How Do I Switch My Medicare Part D Prescription Drug Plan?
If you have Original Medicare, you will likely have a standalone Medicare Part D plan. You can switch prescription drug plans each year during Open Enrollment without any health questions being asked. All plans are available to all beneficiaries.
Takeaway action step: Make a list of all the medications you take. Use this list as you research available plans through the Medicare.gov website and use the Drug Finder Tool to find the best combination of premiums, deductibles and copays for your medications. Then follow the instructions to apply for that Part D plan before December 7.
Whether your prescription drugs are covered under a standalone Medicare Part D plan or bundled into your Medicare Advantage plan, in 2023, these plans are required to offer insulin to their beneficiaries at a cost under $35 per month. However, plan providers can choose the insulin provided through their plan, so you will want to search for the insulin you use when researching plans.
How Do I Switch From Original Medicare (With or Without Medigap) to a Medicare Advantage Plan?
If you feel Medicare Advantage meets your needs better than Original Medicare, whether you have a Medigap plan or not, you can shop for a Medicare Advantage plan at the Medicare.gov website.
Follow the action step for changing Medicare Advantage plans (above). Once your Medicare Advantage plan is confirmed, be sure you are disenrolled from your standalone Part D and your Medigap plan (if you have one).
How Do I Switch From a Medicare Advantage Plan to Original Medicare?
Returning to Original Medicare (Part A and Part B) is relatively easy. In addition to the Open Enrollment period, you can also make the change during the Medicare Advantage Open Enrollment Period – from January 1 to March 31 each year. You can call 1-800-MEDICARE (1-800-633-4227) and ask the representative to disenroll you from Medicare Advantage. You will be returned automatically to Part A and Part B.
Since Original Medicare does not cover prescription drugs, you can enroll in a private Part D prescription drug plan by following the instructions for switching Part D plans (above).
You may want to add a supplement insurance (or Medigap) plan. However, it may not be easy in most states to find a new plan that does not require you to undergo medical underwriting and possibly penalize you for any preexisting conditions. (Some special circumstances can make you eligible for “guaranteed issue” without underwriting.)
Where can I get help?
The Medicare.gov website provides a detailed, step-by-step action plan as follows:
Log in or create an account with Medicare.

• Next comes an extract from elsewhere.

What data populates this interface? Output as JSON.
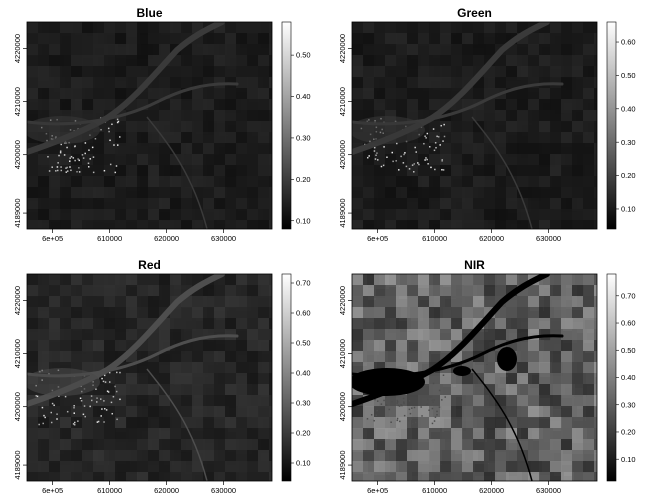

Find and compare health and drug plans available in your area.
Find and compare providers, including hospitals, nursing homes and more.
Here are more options for support in this important process:
Talk to someone at Medicare at 1-800-MEDICARE (1-800-633-4227).
Get free counseling from your State Health Insurance Assistance Program (SHIP).
Contact a licensed agent for help in selecting and signing up for plans.